Insuficiência cardíaca é uma síndrome que predispõe à ocorrência de embolia pulmonar, por causa das condições de estase venosa, aumento de viscosidade sanguínea, hipercoagulabilidade, imobilidade dos pacientes e idade mais avançada que na população geral1. Insuficiência cardíaca agudamente descompensada é uma condição de alta letalidade, tendo seu prognóstico ainda mais agravado quando o paciente desenvolve embolia pulmonar2. Estudo recente demonstrou que 9% dos pacientes admitidos com insuficiência cardíaca desenvolvem embolia pulmonar durante a internação, ao que se chamou de incidência3. No entanto, não se conhece a prevalência de embolia pulmonar em pacientes admitidos por insuficiência cardíaca descompensada, pois não há estudo que tenha realizado investigação diagnóstica sistemática e independente do quadro clínico evolutivo. O conhecimento dessa prevalência pode influenciar na conduta médica investigativa.

Parte da investigação de embolia pulmonar consiste na avaliação da probabilidade pré-teste. Modelos preditores como os Escores de Wells4 e Genebra5 foram derivados de estudos realizados em pacientes com suspeita de embolia pulmonar. Porém, esses escores nunca foram validados em população específica de insuficiência cardíaca, não se sabendo qual o modelo ideal para predizer clinicamente embolia pulmonar nessa condição.

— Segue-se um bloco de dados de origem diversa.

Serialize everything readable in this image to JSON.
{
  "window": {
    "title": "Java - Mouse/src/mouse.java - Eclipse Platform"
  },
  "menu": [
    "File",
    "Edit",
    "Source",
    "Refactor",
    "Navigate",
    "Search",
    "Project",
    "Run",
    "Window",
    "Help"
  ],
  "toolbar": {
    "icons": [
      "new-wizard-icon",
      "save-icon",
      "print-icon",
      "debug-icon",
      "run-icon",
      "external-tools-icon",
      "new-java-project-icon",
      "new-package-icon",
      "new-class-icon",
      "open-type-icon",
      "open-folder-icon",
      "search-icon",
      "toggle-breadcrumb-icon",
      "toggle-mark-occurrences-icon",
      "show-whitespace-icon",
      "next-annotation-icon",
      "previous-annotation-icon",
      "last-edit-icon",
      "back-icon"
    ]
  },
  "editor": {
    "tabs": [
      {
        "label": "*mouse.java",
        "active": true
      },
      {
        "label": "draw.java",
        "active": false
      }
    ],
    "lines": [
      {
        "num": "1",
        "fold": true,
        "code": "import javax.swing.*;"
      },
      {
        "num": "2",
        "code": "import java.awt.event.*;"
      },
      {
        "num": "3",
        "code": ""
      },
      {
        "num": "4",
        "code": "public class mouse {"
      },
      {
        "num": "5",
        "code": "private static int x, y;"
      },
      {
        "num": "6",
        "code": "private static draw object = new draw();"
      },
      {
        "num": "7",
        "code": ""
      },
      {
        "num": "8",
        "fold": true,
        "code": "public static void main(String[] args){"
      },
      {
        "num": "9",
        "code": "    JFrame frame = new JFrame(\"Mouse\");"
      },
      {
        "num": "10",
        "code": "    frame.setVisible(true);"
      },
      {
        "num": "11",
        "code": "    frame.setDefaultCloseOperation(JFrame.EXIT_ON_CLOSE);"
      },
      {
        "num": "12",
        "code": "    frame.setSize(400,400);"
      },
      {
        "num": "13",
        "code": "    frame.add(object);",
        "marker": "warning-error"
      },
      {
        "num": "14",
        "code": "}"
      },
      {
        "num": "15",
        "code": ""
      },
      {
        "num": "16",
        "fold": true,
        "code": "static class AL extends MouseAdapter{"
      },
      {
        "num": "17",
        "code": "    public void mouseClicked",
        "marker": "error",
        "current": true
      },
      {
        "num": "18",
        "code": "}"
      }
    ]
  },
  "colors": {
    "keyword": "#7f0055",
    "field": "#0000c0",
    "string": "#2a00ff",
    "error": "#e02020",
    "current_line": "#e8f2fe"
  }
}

Dessa forma, dois são os objetivos deste trabalho. Primeiro, determinar a prevalência de embolia pulmonar em pacientes internados primariamente por insuficiência cardíaca; segundo, testar a acurácia dos Escores de Wells e Genebra nessa condição clínica. Com esses intuitos, pacientes internados por quadro bem caracterizado de insuficiência cardíaca descompensada foram submetidos a cintilografia pulmonar de ventilação e perfusão.

Métodos

Seleção da amostra

Durante nove meses, a partir de janeiro de 2009, foram incluídos no estudo indivíduos consecutivamente admitidos na Unidade Coronariana, cujo motivo primário do internamento fosse insuficiência cardíaca descompensada. Como critério de inclusão, era necessário pelo menos um dos três cenários, de início há menos de duas semanas: (1) dispneia em repouso associada a congestão pulmonar significativa ao raio x de tórax; (2) evidente congestão periférica (edema); (3) baixo débito cardíaco evidenciado por hipotensão (pressão arterial sistólica < 90 mmHg) associada a redução do nível de consciência, oligúria (diurese < 0,5 ml/Kg/h) ou acidose metabólica demonstrada laboratorialmente. Essas condições deveriam ser claramente explicadas pela insuficiência cardíaca, sem existir uma causa alternativa mais provável. Como critérios de exclusão foram definidos (1) impossibilidade de realização de cintilografia pulmonar ou (2) discordância do paciente em participar do estudo.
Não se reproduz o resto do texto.